Some of them will be trifling matters of no significance to the grander scheme of your career. What clothes you should wear to work, whether you should take a packed lunch with you or eat out and so on are the choices we make as a matter of routine.

These decisions carry no downside cost or responsibility, so they can be made without having to weigh up the implications.

What about the more serious calls on your judgement? Should you dismiss a poorly performing employee or send them for retraining and a transfer to another department? Is it better to provide your sales force with company cars or pay them a car allowance?

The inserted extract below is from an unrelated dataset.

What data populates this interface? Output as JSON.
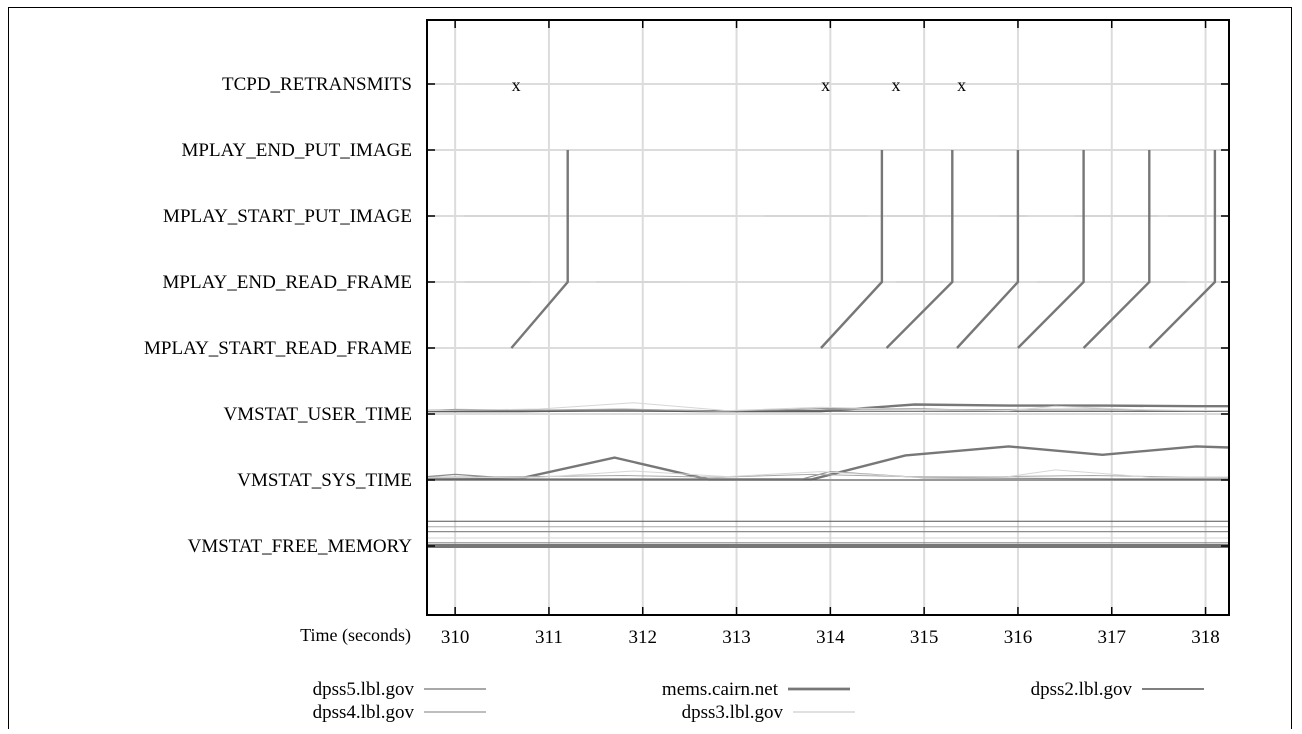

The higher you climb up the corporate ladder, the more decisions you’ll need to make and some of them will be tough, sometimes without clear company guidelines or precedents to rely on.

Will you approach them with a clear and open mind? Or will you be influenced by the tugs and pulls of your own personal biases?

The sunk cost fallacy.

This is one of the most common traps waiting for the unwary decision maker. Sunk cost refers to expenses that have already been incurred and cannot be recovered.

Let’s say that two months ago you decided one of your departments needed to have their systems upgraded. You called in the experts to help you figure out the key issues and got the top three suppliers to give you detailed proposals. You weighed up their cost estimates for supply, installation and maintenance, compared their respective reputations in the market and made your call.

You spent nearly $1 million but the department’s problems haven’t been resolved. Technical difficulties, which nobody anticipated, have rendered the new equipment scarcely more effective than the old.

What are your options?

You have two choices:

  1. Spend another $150,000 on modifications which your supplier believes will resolve the issues.
  2. Scrap the new installations and replace them with an entirely new system with proven capacity to get your department working properly. The launch price is $650,000.

You’ve invested a lot of time and energy on this project and you’re angry and frustrated that the problems persist. You went to a lot of trouble to identify the need, pick the right supplier and make sure the price was fair. You have tons of emotional commitment at stake here.

You’ll tell yourself that you’ve come this far, spent nearly a million dollars and for just an extra fifteen percent, you’ve been told that everything will be okay. It’s a no-brainer, right? Stick with the supplier you know and accept their assurance that the $150,000 extra will do the trick.

You’ve fallen right into the trap.

The reason that it seems the right thing to do is that we’re not machines. In the human world, sunk costs often influence decisions because we’re all averse to making a loss.

To spend a further $650,000 on a totally new system, even though it’s guaranteed to do everything you need, will mean you’ll overrun your budget by 65%. The extra $150,000 your current supplier is asking for puts you over by a much more respectable 15%.

But that’s irrelevant. You’ll be closer to your original budget but still without a guarantee that it will perform as required. After that $150,000, you may be asked to kick in even more. Who knows where it will end?

Logically, this is what you should do.

The money (and time and sweat) you’ve already invested is a sunk cost and should be ignored. It can’t be recovered and therefore should play no further part in your decision. Your only objective should be to fix your department’s system problems.

Get the supplier to rip out their installation and take it away. You’ll negotiate with them later to see how much of your costs are recoverable without an expensive legal battle. Right now, all you’re focusing on is getting the system to work as it should.

Having verified that the $650,000 system really can do what it says on the box, put your order in immediately.

The sunk cost fallacy is most dangerous when we’ve invested a lot of time, energy or money in a project or a relationship. That expenditure appears to have been wasted if we change course even if our current track is leading us nowhere. The more money we throw at the problem, the greater the sunk costs and the greater the urge to continue.

There may be good reasons to continue investing in a project to finalize it, providing the results are heading in the right direction. But avoid the temptation to do so based purely on trying to offset unrecoverable costs.

Unbiased and rational decision making is only possible if you forget about costs already incurred. The only important consideration is how you assess future costs and benefits.